I'm just wondering, why do you think that the K Edge wouldn't work with a compact crank? I just built up my SLC 01 with a compact crank and it works fine (I'd post pictures but I forgot them at home). Based on my math, the difference in size (radius) between a 39t chainring and a 34t chainring is roughly 10 mm. However, you would need to move you the FD down by about 6 mm to accomodate the size difference between the 53t and 50t outer rings. The K Edge was able to handle this additional 4 mm (about an 1/8th of an inch) easily.

I must admit, I work in corporate finance so I'm using high school geometry that I haven't looked at in over 20 years. If anyone sees any problems with my logic, please let me know.

The cable tie idea is very cool...


----------



## BMC Lover

Sorry....I stated I didn't think it would work!
This was based on advice I got from a LBS
If you have actually fitted one and it works, then that answers the question!
The problem with the BMC is it uses a clamp on FD which limits choice.
Well done on solving that one.
Out of curiosity, did you use an adapter clamp on the FD to fit braze K edge or did you use the K edge that clamps to the frame?
Thanks


----------



## nfosterma

BMC Lover said:


> Sorry....I stated I didn't think it would work!
> This was based on advice I got from a LBS
> If you have actually fitted one and it works, then that answers the question!
> The problem with the BMC is it uses a clamp on FD which limits choice.
> Well done on solving that one.
> Out of curiosity, did you use an adapter clamp on the FD to fit braze K edge or did you use the K edge that clamps to the frame?
> Thanks


I went with an FD adapter (Parlee).
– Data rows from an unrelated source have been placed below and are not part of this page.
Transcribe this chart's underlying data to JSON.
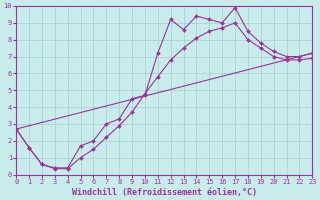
{
  "bg_color": "#c8ecec",
  "line_color": "#993399",
  "grid_color": "#aacccc",
  "xlabel": "Windchill (Refroidissement éolien,°C)",
  "xlim": [
    0,
    23
  ],
  "ylim": [
    0,
    10
  ],
  "xticks": [
    0,
    1,
    2,
    3,
    4,
    5,
    6,
    7,
    8,
    9,
    10,
    11,
    12,
    13,
    14,
    15,
    16,
    17,
    18,
    19,
    20,
    21,
    22,
    23
  ],
  "yticks": [
    0,
    1,
    2,
    3,
    4,
    5,
    6,
    7,
    8,
    9,
    10
  ],
  "series1_x": [
    0,
    1,
    2,
    3,
    4,
    5,
    6,
    7,
    8,
    9,
    10,
    11,
    12,
    13,
    14,
    15,
    16,
    17,
    18,
    19,
    20,
    21,
    22,
    23
  ],
  "series1_y": [
    2.7,
    1.6,
    0.6,
    0.4,
    0.4,
    1.7,
    2.0,
    3.0,
    3.3,
    4.5,
    4.7,
    7.2,
    9.2,
    8.6,
    9.4,
    9.2,
    9.0,
    9.9,
    8.5,
    7.8,
    7.3,
    7.0,
    7.0,
    7.2
  ],
  "series2_x": [
    0,
    1,
    2,
    3,
    4,
    5,
    6,
    7,
    8,
    9,
    10,
    11,
    12,
    13,
    14,
    15,
    16,
    17,
    18,
    19,
    20,
    21,
    22,
    23
  ],
  "series2_y": [
    2.7,
    1.6,
    0.6,
    0.35,
    0.35,
    1.0,
    1.5,
    2.2,
    2.9,
    3.7,
    4.8,
    5.8,
    6.8,
    7.5,
    8.1,
    8.5,
    8.7,
    9.0,
    8.0,
    7.5,
    7.0,
    6.8,
    6.8,
    6.9
  ],
  "series3_x": [
    0,
    23
  ],
  "series3_y": [
    2.7,
    7.2
  ],
  "line_width": 0.8,
  "marker": "D",
  "marker_size": 2.0,
  "tick_fontsize": 5.0,
  "xlabel_fontsize": 6.0,
  "tick_color": "#993399",
  "spine_color": "#993399"
}
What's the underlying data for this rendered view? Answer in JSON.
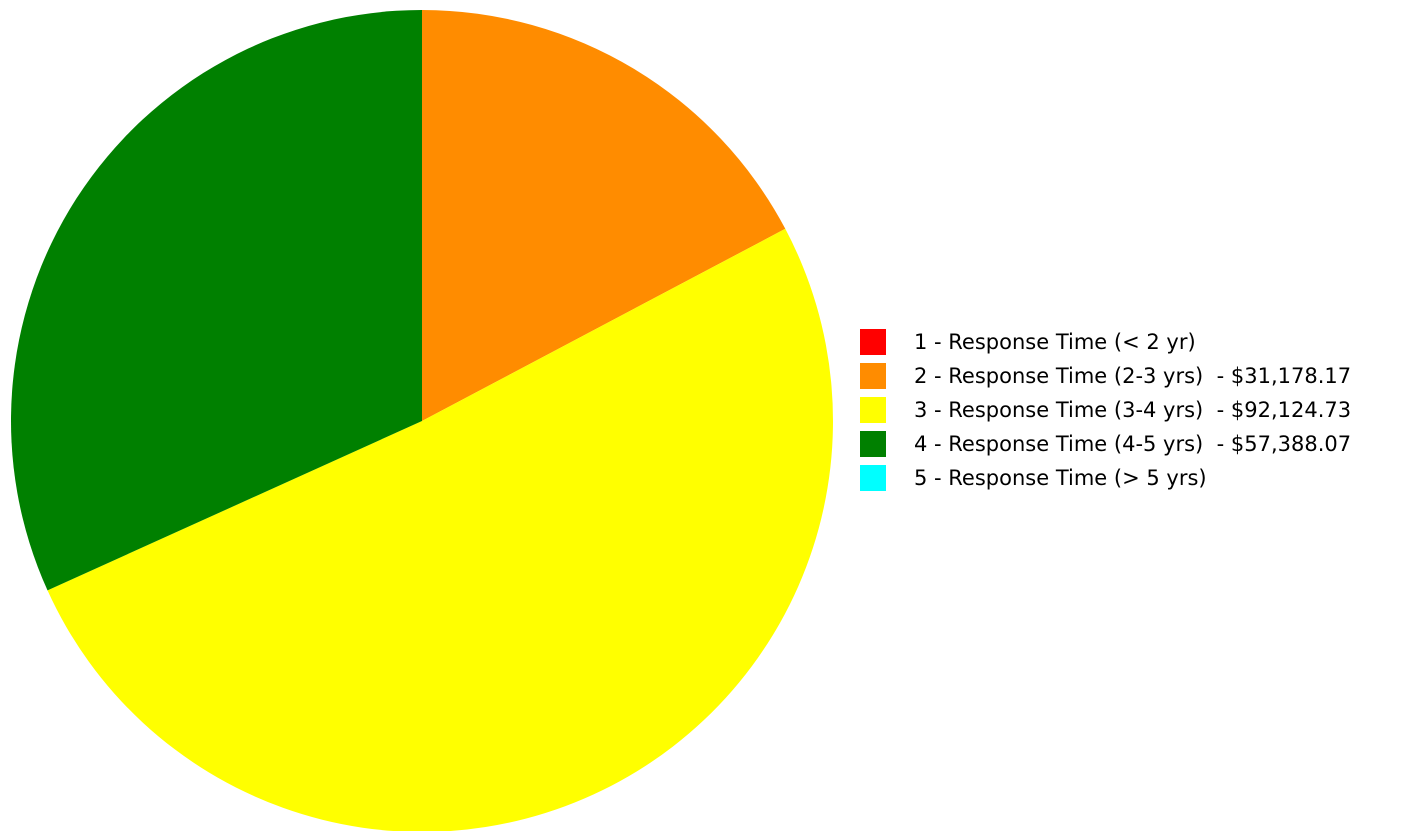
{
  "chart_data": {
    "type": "pie",
    "start_angle_deg": 0,
    "direction": "clockwise",
    "slices": [
      {
        "label": "1 - Response Time (< 2 yr)",
        "value": 0,
        "color": "#FF0000"
      },
      {
        "label": "2 - Response Time (2-3 yrs)",
        "value": 31178.17,
        "color": "#FF8C00"
      },
      {
        "label": "3 - Response Time (3-4 yrs)",
        "value": 92124.73,
        "color": "#FFFF00"
      },
      {
        "label": "4 - Response Time (4-5 yrs)",
        "value": 57388.07,
        "color": "#008000"
      },
      {
        "label": "5 - Response Time (> 5 yrs)",
        "value": 0,
        "color": "#00FFFF"
      }
    ],
    "legend": {
      "position": "right",
      "items": [
        "1 - Response Time (< 2 yr)",
        "2 - Response Time (2-3 yrs)  - $31,178.17",
        "3 - Response Time (3-4 yrs)  - $92,124.73",
        "4 - Response Time (4-5 yrs)  - $57,388.07",
        "5 - Response Time (> 5 yrs)"
      ]
    }
  }
}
It was pricey, but I had read that the carbon adapater could be gentler on a carbon seat tube than a traditional clamp-on FD might be. This could be total marketing-b.s. and I fell into the trap, but this will be only new bike in the next few years...


----------



## BMC Lover

Thanks that's very helpful!

Hey, why not get the best adapter ...you have a beautiful frame...you should hang your prefereces on it!


----------



## Phish

I installed a "Far & Near" catcher on my BMC SLC01 a few weeks ago. It works fine with a compact crank. I have both a 34 and 36 tooth chainring that I swap out as needed, and both work perfectly.


----------



## BergMann

*DIY Zip Tie Chain Catcher Photo Followup*

Was researching a chain catcher purchase, and came across this old thread with this genius DIY zip tie chain catcher.
Thought I'd post some photos of the setup I created following Pushy's instructions.

You don't see my rubber shim, because I trimmed it to width, but I used barge cement to glue a strip of inner tube inside my large zip tie to eliminate slippage on the bottom of my slightly flared seat tube.

Zip ties were about 35 cents each at my local Lowes.
Total weight for my trimmed & shimmed DIY zip catcher = 4g ! 
(vs. 10g for the K-Edge).

My camera angles may distort it a little, but in my installation the outer beveled edge of the zip tie slightly overlaps the outer plate of the chain by ~0.5mm, and is about 1mm above the top of the chain.
Works like a charm!


----------